Desde que a Igualdade de direitos e deveres, na vida política e civil, entre homens e mulheres foi consolidada, qual foi, na sua opinião, o aspecto que mais avançou e que pode ser destacado como uma vitória?Diria, em primeiro lugar, que a igualdade de direitos, na vida política e civil, entre homens e mulheres, ainda não foi consolidada. Tem vindo, gradualmente mas num ritmo lento, a ser construída e tem ainda um longo caminho pela frente até a sua consolidação. Falamos de pessoas que têm percorrido os mesmos caminhos mas que se deparam com obstáculos diferentes. Mulheres e homens, com as mesmas idades, as mesmas competências, a mesma vontade de participar, são confrontados com regras e oportunidades diferentes de participação. Ainda hoje todos sentimos o peso dos juízos morais que se fazem sobre as mulheres (felizmente, menos expressivos, mas existentes) e que nunca se farão sobre os homens: se estas vão ocupando lugares de maior responsabilidade, efectivamente, por mérito, ou porque há pressão social para que haja partilha; se não deveriam dar mais atenção à casa e à família, em detrimento de uma carreira política ou profissional; ou então, absurdos como os que temos lido e ouvido, plasmados em sentenças judiciais a propósito de casos de violência sobre as mulheres, em que se apoucam e rebaixam as mulheres, se desvaloriza a sua condição de reiteradas vítimas de maus tratos e se abre um caminho aos agressores que culmina, infelizmente, em tragédia para as mulheres, para os filhos e para as famílias que também são vítimas. Tudo isto com base em juízos de valor e na assunção da condição de inferioridade das mulheres. Há exigências, observações e comentários que são feitos às mulheres e sobre as mulheres que não são, efetivamente, feitos aos homens ou sobre os homens. Por isso não podemos dizer que é um processo consolidado, mas lento e em construção.

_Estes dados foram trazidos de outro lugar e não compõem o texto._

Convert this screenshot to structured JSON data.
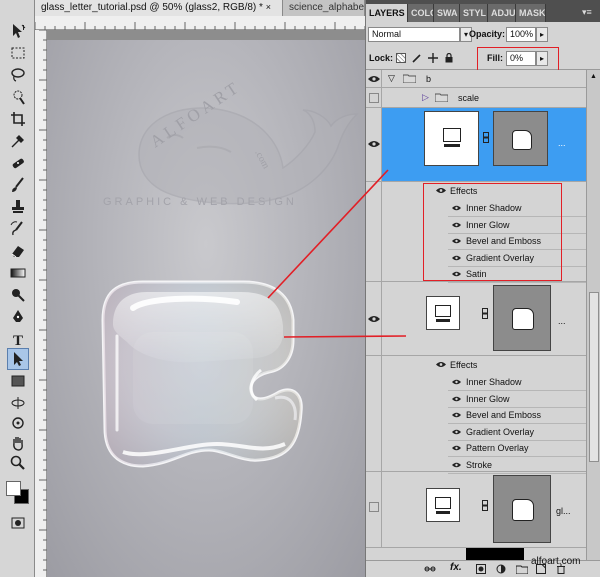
{
  "tabs": {
    "active": "glass_letter_tutorial.psd @ 50% (glass2, RGB/8) *",
    "inactive": "science_alphabet"
  },
  "panel_tabs": [
    "LAYERS",
    "COLO",
    "SWA",
    "STYL",
    "ADJU",
    "MASK"
  ],
  "options": {
    "blend_mode": "Normal",
    "opacity_label": "Opacity:",
    "opacity_value": "100%",
    "lock_label": "Lock:",
    "fill_label": "Fill:",
    "fill_value": "0%"
  },
  "layers": {
    "group_b": "b",
    "group_scale": "scale",
    "layer1_effects_label": "Effects",
    "layer1_effects": [
      "Inner Shadow",
      "Inner Glow",
      "Bevel and Emboss",
      "Gradient Overlay",
      "Satin"
    ],
    "layer2_effects_label": "Effects",
    "layer2_effects": [
      "Inner Shadow",
      "Inner Glow",
      "Bevel and Emboss",
      "Gradient Overlay",
      "Pattern Overlay",
      "Stroke"
    ],
    "layer3_name": "gl..."
  },
  "canvas": {
    "watermark_brand": "ALFOART",
    "watermark_suffix": ".com",
    "watermark_tagline": "GRAPHIC & WEB DESIGN"
  },
  "footer_credit": "alfoart.com",
  "colors": {
    "selection_blue": "#3d9df2",
    "highlight_red": "#e21f26",
    "panel_gray": "#d4d4d4"
  }
}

Quem é a mulher hoje? Quais são suas maiores conquistas e seus maiores desafios?A mulher, hoje, é um cidadão com direitos, condição que nem sempre lhe foi ou é reconhecida. Direitos humanos. Que se foi afirmando na sociedade. Através da educação, das competências e da participação. Completamos este ano quarenta e cinco anos da revolução de Abril. Se nos focarmos na realidade portuguesa e fizermos uma leitura, mesmo breve, do percurso que as mulheres fizeram ao longo destes quarenta e cinco anos, no acesso ao ensino e na obtenção de graus académicos, constatamos que a realidade que tínhamos no início dos anos setenta não tem qualquer comparação com a que temos actualmente. Passámos do acesso a uma escolaridade básica e à pouco expressiva frequência de ciclos de escolaridade mais avançados, para uma posição de liderança das mulheres na frequência e conclusão das licenciaturas, mestrados e doutoramentos. Hoje as mulheres estão na dianteira da aquisição de competências e do conhecimento. Em face desta realidade, faz sentido que as mulheres sejam permanente questionadas sobre mérito? Sobre merecimento? Afirmo, com a veemência de todos os dias, que não. E que é tempo de todos fazerem um esforço para arrumar os preconceitos que têm sobre as mulheres.

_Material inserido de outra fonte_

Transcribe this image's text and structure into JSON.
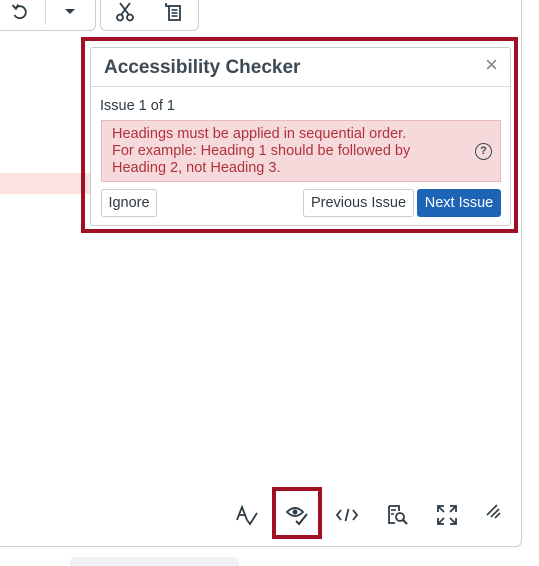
{
  "dialog": {
    "title": "Accessibility Checker",
    "close_glyph": "×",
    "issue_count": "Issue 1 of 1",
    "message_line1": "Headings must be applied in sequential order.",
    "message_line2": "For example: Heading 1 should be followed by",
    "message_line3": "Heading 2, not Heading 3.",
    "help_glyph": "?",
    "ignore_label": "Ignore",
    "previous_label": "Previous Issue",
    "next_label": "Next Issue"
  },
  "toolbar_top": {
    "icons": [
      "undo-icon",
      "chevron-down-icon",
      "cut-icon",
      "paste-icon"
    ]
  },
  "toolbar_bottom": {
    "icons": [
      "spellcheck-icon",
      "accessibility-checker-icon",
      "html-editor-icon",
      "find-icon",
      "fullscreen-icon",
      "resize-handle-icon"
    ]
  },
  "colors": {
    "annotation_red": "#a10f24",
    "primary_blue": "#1e64b6",
    "error_bg": "#f6d9db",
    "error_text": "#b0323d"
  }
}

Acha que, efectivamente, as mulheres têm hoje as mesmas oportunidades que os homens?,Acho que não. Por uma razão, para mim, muito óbvia. Enquanto os homens não estiverem disponíveis para partilhar oportunidades com as mulheres, a relação será desigual. É aqui que entra a importância das leis indutoras da partilha de oportunidades. As quotas, como usamos chamar-lhes. Considero que são mecanismos transitórios, fundamentais, para acelerar a mudança. A este propósito é muito interessante olharmos para o número de mulheres que tinham assento no Parlamento ou nos órgãos autárquicos antes da lei das quotas, para a discussão “apaixonada” que os portugueses fizeram sobre a sua implementação, e para representatividade actual das mulheres nestes órgãos, em número superior ao estipulado. Se assim não fosse, ainda hoje andaríamos, muito provavelmente, a ouvir que não há mulheres para integrar listas porque não há mulheres que queiram participar. Não corresponde à realidade.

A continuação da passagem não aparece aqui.